Zine library and archive in Glasgow

The Glasgow Zine Library is a library, archive and community space in Glasgow, Scotland. It is the largest independent zine library in the United Kingdom, and it organises the annual Glasgow Zine Festival. The library receives over 9000 visitors each year.

== History ==
The Glasgow Zine Library began its life as a zine fair. The fair was first held in 2014 at the Old Hairdresser's, then at the Centre for Contemporary Arts. A collection of zines was accumulated through the fair, which made director LD Davis imagine a space where they could be stored and enjoyed. The Glasgow Library was thus formally created in 2018.

The Glasgow Zine Library was first funded by Creative Scotland. It has since developed with support from the Paul Hamlyn Foundation and the National Lottery Heritage Fund. £62,188 from the Heritage Fund was used to hire staff and to grow and digitise the library's collection. Glasgow City Council has also given funds to the library: £1,675 from the council contributed to the addition of an accessible toilet.

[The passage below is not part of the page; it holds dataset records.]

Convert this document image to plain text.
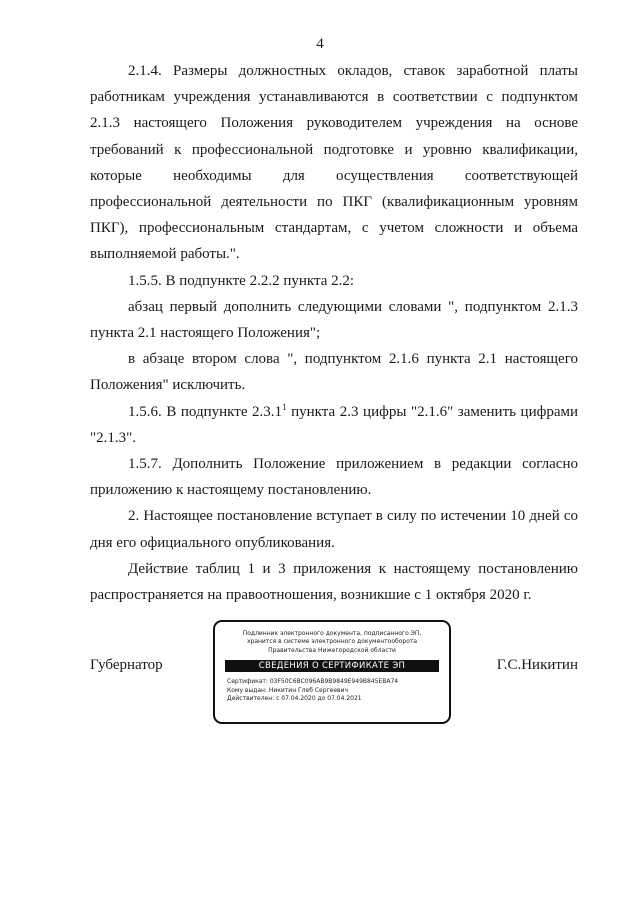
4

2.1.4. Размеры должностных окладов, ставок заработной платы работникам учреждения устанавливаются в соответствии с подпунктом 2.1.3 настоящего Положения руководителем учреждения на основе требований к профессиональной подготовке и уровню квалификации, которые необходимы для осуществления соответствующей профессиональной деятельности по ПКГ (квалификационным уровням ПКГ), профессиональным стандартам, с учетом сложности и объема выполняемой работы.".

1.5.5. В подпункте 2.2.2 пункта 2.2:

абзац первый дополнить следующими словами ", подпунктом 2.1.3 пункта 2.1 настоящего Положения";

в абзаце втором слова ", подпунктом 2.1.6 пункта 2.1 настоящего Положения" исключить.

1.5.6. В подпункте 2.3.1$^1$ пункта 2.3 цифры "2.1.6" заменить цифрами "2.1.3".

1.5.7. Дополнить Положение приложением в редакции согласно приложению к настоящему постановлению.

2. Настоящее постановление вступает в силу по истечении 10 дней со дня его официального опубликования.

Действие таблиц 1 и 3 приложения к настоящему постановлению распространяется на правоотношения, возникшие с 1 октября 2020 г.

Губернатор
Подлинник электронного документа, подписанного ЭП,
хранится в системе электронного документооборота
Правительства Нижегородской области
СВЕДЕНИЯ О СЕРТИФИКАТЕ ЭП
Сертификат: 03F50C6BC096AB9B9849E949B845EBA74
Кому выдан: Никитин Глеб Сергеевич
Действителен: с 07.04.2020 до 07.04.2021
Г.С.Никитин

The library's first premises were at 16 Nicholson Street in the Gorbals. In 2023, it moved to 23-24 Albert Road in Govanhill.

== Collection ==
In 2025, it was reported that the library's collection comprises over 4000 zines. Zines are acquired through donation, though the library also commissions new works. In 2026, the library was the recipient of the Scots Language Publication Grant, awarded by the Scottish Book Trust, which will support the creation of a zine made in the Scots language.

Visitors are welcome to read from the collection and also contribute to it by making their own zines: zine-making materials are provided for this at the library.

== Events ==
Events organised by the Glasgow Zine Library are all free to attend or operate on a pay-what-you-can model. Examples of events include film screenings and reading groups. The programme also includes remote opportunities.

The Glasgow Zine Library also serves as a space for the local community to organise their own events.